Sadly, there are therapists who struggle with their own poor boundaries, and this can actually cause harm to patients who are seeking the safety of a quality treatment relationship. In a way, the therapist is not delivering what the patient actually requires and the corrective experience doesn’t actually occur – more of the same poor boundaries, more of the same relationship frustration.

Family Systems and Boundaries

People who step over other people’s boundaries may struggle with issues of anxiety and control. They find it difficult to allow other people to make their own choices, and tend to dominate relationships because they ultimately feel that their way or choice is the best path. We often see this pattern when working with the loved ones of our patients at CeDAR. This over-stepping can be rooted in fear of the unknown, especially with family systems and repeated relapses on substances. We work with many patients who have overbearing parents, ones who have been so rattled by relapses or mental health issues that they give little control back to the struggling child. Their fear stifles the family from healing.

We try to help the family see that rebuilding of trust helps the identified patient heal on a greater level. We can also empathize with them and validate that by being so over-involved in their loved one’s recovery, they aren’t in themselves free. They are held hostage by the progress of the other person. This is no way to live and healing for these families is desperately needed. Family therapy in this context can make a sizable difference in how a family system operates, respects individual decisions and builds trust.

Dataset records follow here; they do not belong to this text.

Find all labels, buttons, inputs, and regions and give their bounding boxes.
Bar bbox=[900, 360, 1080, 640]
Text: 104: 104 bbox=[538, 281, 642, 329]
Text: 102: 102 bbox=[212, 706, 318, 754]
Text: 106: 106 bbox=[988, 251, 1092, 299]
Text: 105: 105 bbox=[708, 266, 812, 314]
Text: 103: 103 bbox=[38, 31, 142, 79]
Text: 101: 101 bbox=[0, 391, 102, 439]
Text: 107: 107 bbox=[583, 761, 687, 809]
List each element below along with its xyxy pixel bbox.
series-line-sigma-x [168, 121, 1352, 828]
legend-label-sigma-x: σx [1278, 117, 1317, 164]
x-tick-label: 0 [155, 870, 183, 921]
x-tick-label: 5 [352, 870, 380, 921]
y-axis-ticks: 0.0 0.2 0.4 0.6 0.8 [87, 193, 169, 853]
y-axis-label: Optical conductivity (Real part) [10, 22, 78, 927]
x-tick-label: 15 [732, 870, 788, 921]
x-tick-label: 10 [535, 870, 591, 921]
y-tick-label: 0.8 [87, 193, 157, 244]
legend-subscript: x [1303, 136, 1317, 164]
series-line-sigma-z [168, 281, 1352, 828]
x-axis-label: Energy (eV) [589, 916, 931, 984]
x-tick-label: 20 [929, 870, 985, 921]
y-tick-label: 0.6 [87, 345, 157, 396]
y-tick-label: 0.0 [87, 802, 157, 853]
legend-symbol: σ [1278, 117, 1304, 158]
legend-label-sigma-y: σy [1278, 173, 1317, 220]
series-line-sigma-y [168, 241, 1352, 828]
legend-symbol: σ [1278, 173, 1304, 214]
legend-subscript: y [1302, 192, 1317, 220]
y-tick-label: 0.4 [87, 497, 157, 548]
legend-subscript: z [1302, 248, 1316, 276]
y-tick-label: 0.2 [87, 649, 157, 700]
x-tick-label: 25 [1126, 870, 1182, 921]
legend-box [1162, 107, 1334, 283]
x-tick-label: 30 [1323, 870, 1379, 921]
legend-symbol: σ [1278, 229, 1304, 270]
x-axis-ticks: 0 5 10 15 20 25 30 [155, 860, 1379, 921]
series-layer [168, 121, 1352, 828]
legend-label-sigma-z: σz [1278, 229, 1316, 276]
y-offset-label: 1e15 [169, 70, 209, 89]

A Patient Who Steps Over Others

If we are working with an individual therapy patient who steps over the boundaries of others, we once again work towards a corrective therapeutic experience, just in the area of holding our own boundaries as clinicians. The therapist’s duty is to hold a firm boundary and tell the person ‘no,’ both through words and actions.

In many situations, the overstepping of the boundary by the patient can be quite subtle. This can include such acts as a patient asking many questions of the therapist, devaluing the therapist’s time or making the therapeutic relationship feel too ‘personal.’ A skilled therapist will quickly realize that these patterns play out in the person’s everyday life and cause repeated problems.

The most extreme version of a patient who doesn’t respect others’ boundaries (including that of the therapist), is a malignant narcissist. This is a personality disorder which can be highly difficult to treat, and some clinicians would say it is not actually treatable. As the therapist holds a firm boundary, the patient feels slighted or upset and terminates the treatment. In this way, nothing was actually achieved through the therapeutic time, other than two frustrated people. Once again, a small snapshot of the narcissist’s everyday life!

Final Thoughts

Good therapeutic work will always identify patterns and areas for potential growth in the realm of boundaries. Healthy boundaries involve an awareness of the rules of life, just like the rules of a sport. Poor boundaries can be through a patient not holding personal boundaries or not respecting the boundaries of others. Family systems often times struggle with good boundaries, often based on themes of fear.

Therapeutic healing is through a corrective experience by a therapist who is mindful of boundary patterns. This helps build trust and instill safety within a relationship, both ingredients necessary for stable recovery.